If John Muir were here today,” says Greg Stock, Yosemite National Park‘s head geologist, “he’d be walking on a surface of ice hundreds of feet over our heads.” Stock is standing along the frozen shoulder of Mount Lyell, Yosemite’s highest peak and home to its largest – but vanishing – glacier. From here, about 13,000 feet up, the dimensions of the ice’s retreat are clear. Two survey points are visible thanks to bright orange letters, k and l, painted on opposite ends of the rugged basin. These places, first marked in the 1930s, once identified the high point of the surface of the ice. Today, almost 120 vertical feet of bare rock stand between k and l and the glacier.

Stock, 40, initially spent much of his seven-year tenure at Yosemite evaluating the risks posed by falling rocks to the park’s buildings and visitors. Over the past four years, however, he and his colleague, glaciologist Bob Anderson, have begun using GPS and laser range finders to assess the size, shape, and movement of the Lyell and adjacent Maclure glaciers. What they’ve found is disheartening: Both have shrunk by more than 60 percent over the past century. Worse yet, the Lyell, having shed too much ice and snow to be drawn downhill, has stopped moving entirely. What this means is the largest glacier in Yosemite National Park is now a large, dead chunk of ice – and it’s melting fast.
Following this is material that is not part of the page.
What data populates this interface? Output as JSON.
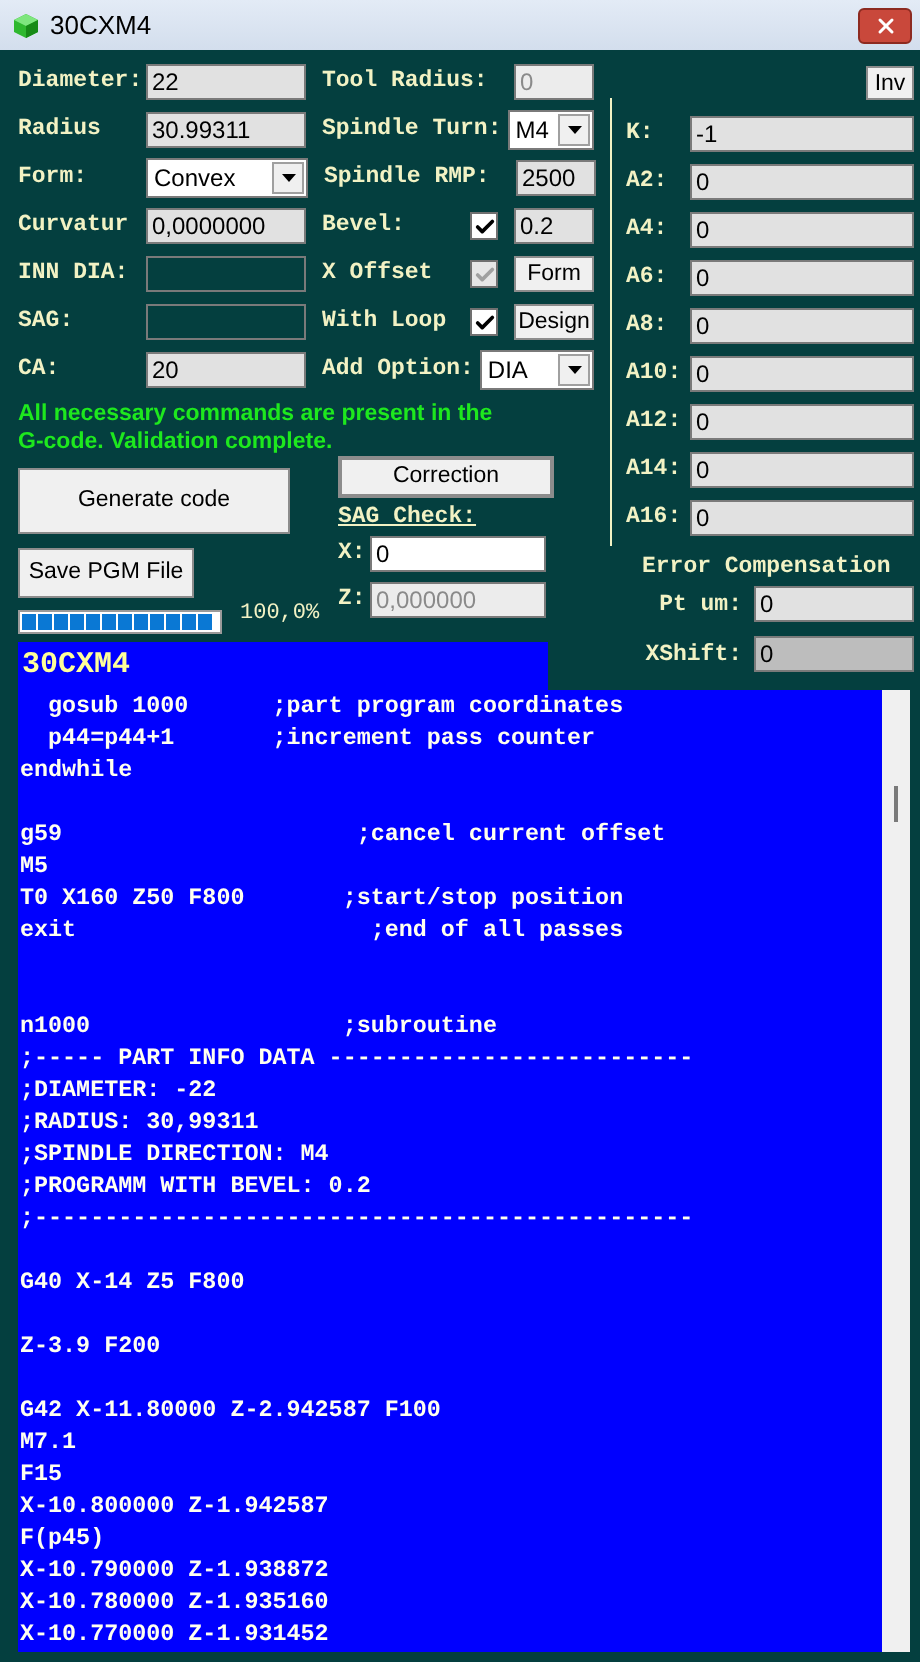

When the rest of Yosemite’s glaciers disappear completely – and Stock thinks they will within a matter of decades – so will the glacier-fed waterways that support countless plants and animals and feed reservoirs like the Hetch Hetchy, the source of water for 2.4 million people in northern California. For now, Stock is recording the loss of the ancient ice structures throughout the park. “Glaciers around the world are retreating so quickly,” he says. “At least with the Lyell and Maclure, we’re getting a chance to study them before they’re gone.”
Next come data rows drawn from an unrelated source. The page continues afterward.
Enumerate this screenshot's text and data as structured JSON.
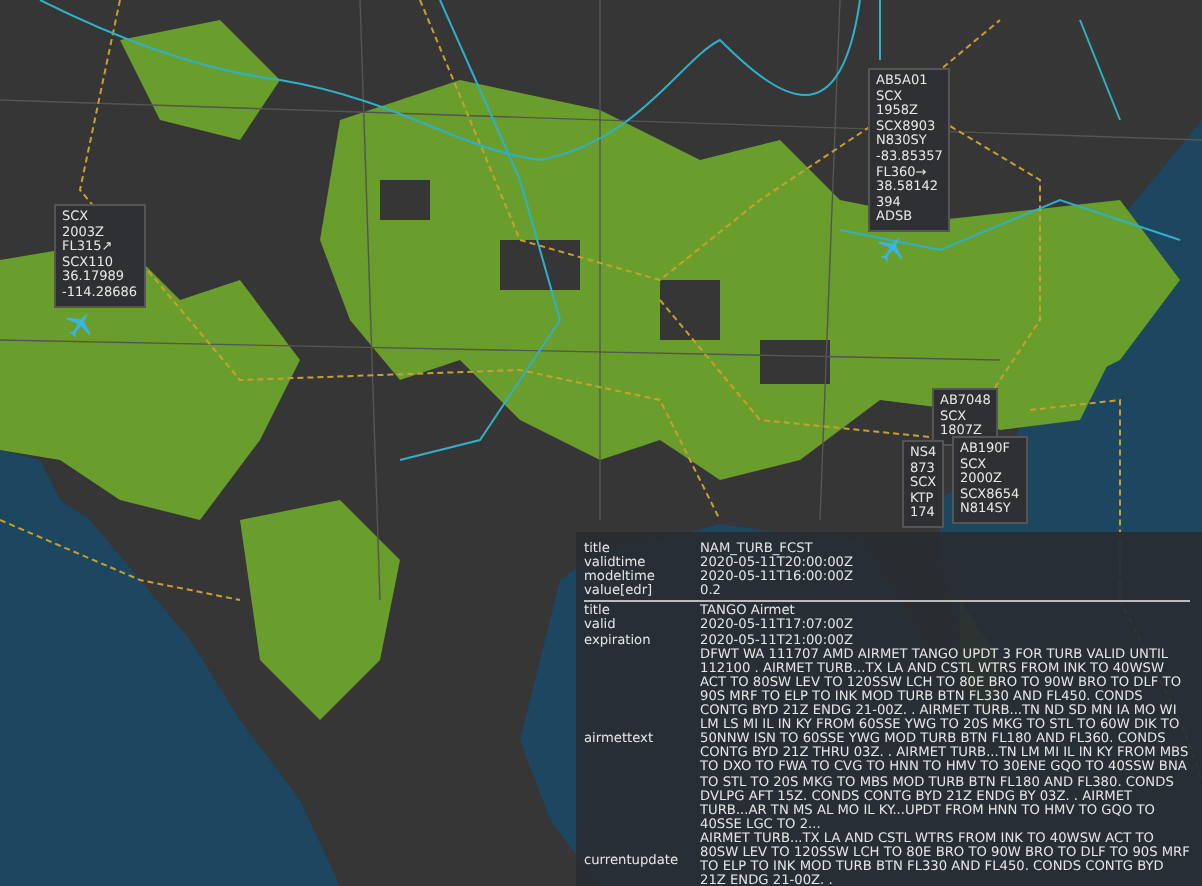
{
  "flight_labels": [
    {
      "lines": [
        "SCX",
        "2003Z",
        "FL315↗",
        "SCX110",
        "36.17989",
        "-114.28686"
      ]
    },
    {
      "lines": [
        "AB5A01",
        "SCX",
        "1958Z",
        "SCX8903",
        "N830SY",
        "-83.85357",
        "FL360→",
        "38.58142",
        "394",
        "ADSB"
      ]
    },
    {
      "lines": [
        "AB7048",
        "SCX",
        "1807Z"
      ]
    },
    {
      "lines": [
        "NS4",
        "873",
        "SCX",
        "KTP",
        "174"
      ]
    },
    {
      "lines": [
        "AB190F",
        "SCX",
        "2000Z",
        "SCX8654",
        "N814SY"
      ]
    }
  ],
  "info_popup": {
    "sections": [
      {
        "rows": [
          {
            "key": "title",
            "value": "NAM_TURB_FCST"
          },
          {
            "key": "validtime",
            "value": "2020-05-11T20:00:00Z"
          },
          {
            "key": "modeltime",
            "value": "2020-05-11T16:00:00Z"
          },
          {
            "key": "value[edr]",
            "value": "0.2"
          }
        ]
      },
      {
        "rows": [
          {
            "key": "title",
            "value": "TANGO Airmet"
          },
          {
            "key": "valid",
            "value": "2020-05-11T17:07:00Z"
          },
          {
            "key": "expiration",
            "value": "2020-05-11T21:00:00Z"
          },
          {
            "key": "airmettext",
            "value": "DFWT WA 111707 AMD AIRMET TANGO UPDT 3 FOR TURB VALID UNTIL 112100 . AIRMET TURB...TX LA AND CSTL WTRS FROM INK TO 40WSW ACT TO 80SW LEV TO 120SSW LCH TO 80E BRO TO 90W BRO TO DLF TO 90S MRF TO ELP TO INK MOD TURB BTN FL330 AND FL450. CONDS CONTG BYD 21Z ENDG 21-00Z. . AIRMET TURB...TN ND SD MN IA MO WI LM LS MI IL IN KY FROM 60SSE YWG TO 20S MKG TO STL TO 60W DIK TO 50NNW ISN TO 60SSE YWG MOD TURB BTN FL180 AND FL360. CONDS CONTG BYD 21Z THRU 03Z. . AIRMET TURB...TN LM MI IL IN KY FROM MBS TO DXO TO FWA TO CVG TO HNN TO HMV TO 30ENE GQO TO 40SSW BNA TO STL TO 20S MKG TO MBS MOD TURB BTN FL180 AND FL380. CONDS DVLPG AFT 15Z. CONDS CONTG BYD 21Z ENDG BY 03Z. . AIRMET TURB...AR TN MS AL MO IL KY...UPDT FROM HNN TO HMV TO GQO TO 40SSE LGC TO 2..."
          },
          {
            "key": "currentupdate",
            "value": "AIRMET TURB...TX LA AND CSTL WTRS FROM INK TO 40WSW ACT TO 80SW LEV TO 120SSW LCH TO 80E BRO TO 90W BRO TO DLF TO 90S MRF TO ELP TO INK MOD TURB BTN FL330 AND FL450. CONDS CONTG BYD 21Z ENDG 21-00Z. ."
          }
        ]
      }
    ]
  }
}
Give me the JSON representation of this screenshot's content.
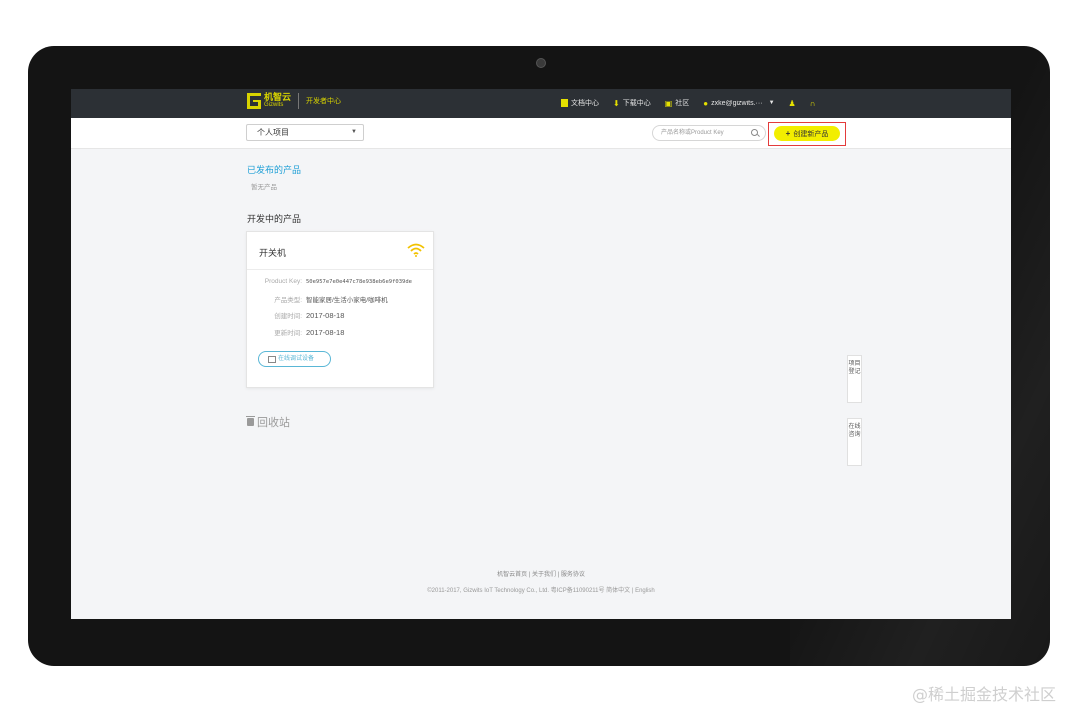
{
  "topnav": {
    "logo_cn": "机智云",
    "logo_en": "Gizwits",
    "dev_center": "开发者中心",
    "docs": "文档中心",
    "download": "下载中心",
    "community": "社区",
    "user": "zxke@gizwits.···"
  },
  "toolbar": {
    "project_select": "个人项目",
    "search_placeholder": "产品名称或Product Key",
    "create_button": "创建新产品"
  },
  "published": {
    "title": "已发布的产品",
    "empty": "暂无产品"
  },
  "developing": {
    "title": "开发中的产品",
    "card": {
      "name": "开关机",
      "product_key_label": "Product Key:",
      "product_key": "50e957e7e0e447c78e938eb6e9f039de",
      "type_label": "产品类型:",
      "type": "智能家居/生活小家电/咖啡机",
      "created_label": "创建时间:",
      "created": "2017-08-18",
      "updated_label": "更新时间:",
      "updated": "2017-08-18",
      "debug_button": "在线调试设备"
    }
  },
  "recycle": "回收站",
  "side_tabs": {
    "project_register": "项目登记",
    "online_debug": "在线咨询"
  },
  "footer": {
    "links": "机智云首页 | 关于我们 | 服务协议",
    "copyright": "©2011-2017, Gizwits IoT Technology Co., Ltd. 粤ICP备11090211号 简体中文 | English"
  },
  "watermark": "@稀土掘金技术社区",
  "colors": {
    "brand_yellow": "#f2ee00",
    "link_blue": "#1e9fd6",
    "highlight_red": "#e33b3b",
    "nav_bg": "#2c3035"
  }
}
On a 40-degree September day in Yosemite National Park, there’s a biting wind traveling up the steep, granite spine leading to the glacier where Stock works with six volunteers. Using a six-foot ice auger, he drills into the cadaverous, blue-gray ice near the peak of Lyell with an undeniable sense of urgency. Into the holes, he secures PVC pipes, which he then zeroes in on with one of his laser range finders. By surveying these pipes over successive months and years, he can determine, within a few centimeters, the rate of the glacier’s movement as it advances or, in the case of Lyell, comes to a halt.

This decline is a global problem: Glaciers, which store about 75 percent of the world’s freshwater, in the Sierras, Rockies, Alps, and the Himalayas all are experiencing similar trends. The Andes have suffered some of the most extreme melt in the world – much of the mountain range could be glacier-free by mid-century – and the impact is already evident. The 1.8 million people of Quito, Ecuador, draw a significant portion of their water from glaciers. La Paz, Bolivia (population: 1.6 million), gets 30 percent of its water from melt.

Northern California still has water, for now, but it’s losing an important part of its landscape and a central piece of its national park. “You can now rappel into crevasses and climb into ice caves in Yosemite,” says Stock. “That’s an experience my eight-year-old daughter may not be able to have in her lifetime, because the glaciers may be gone.”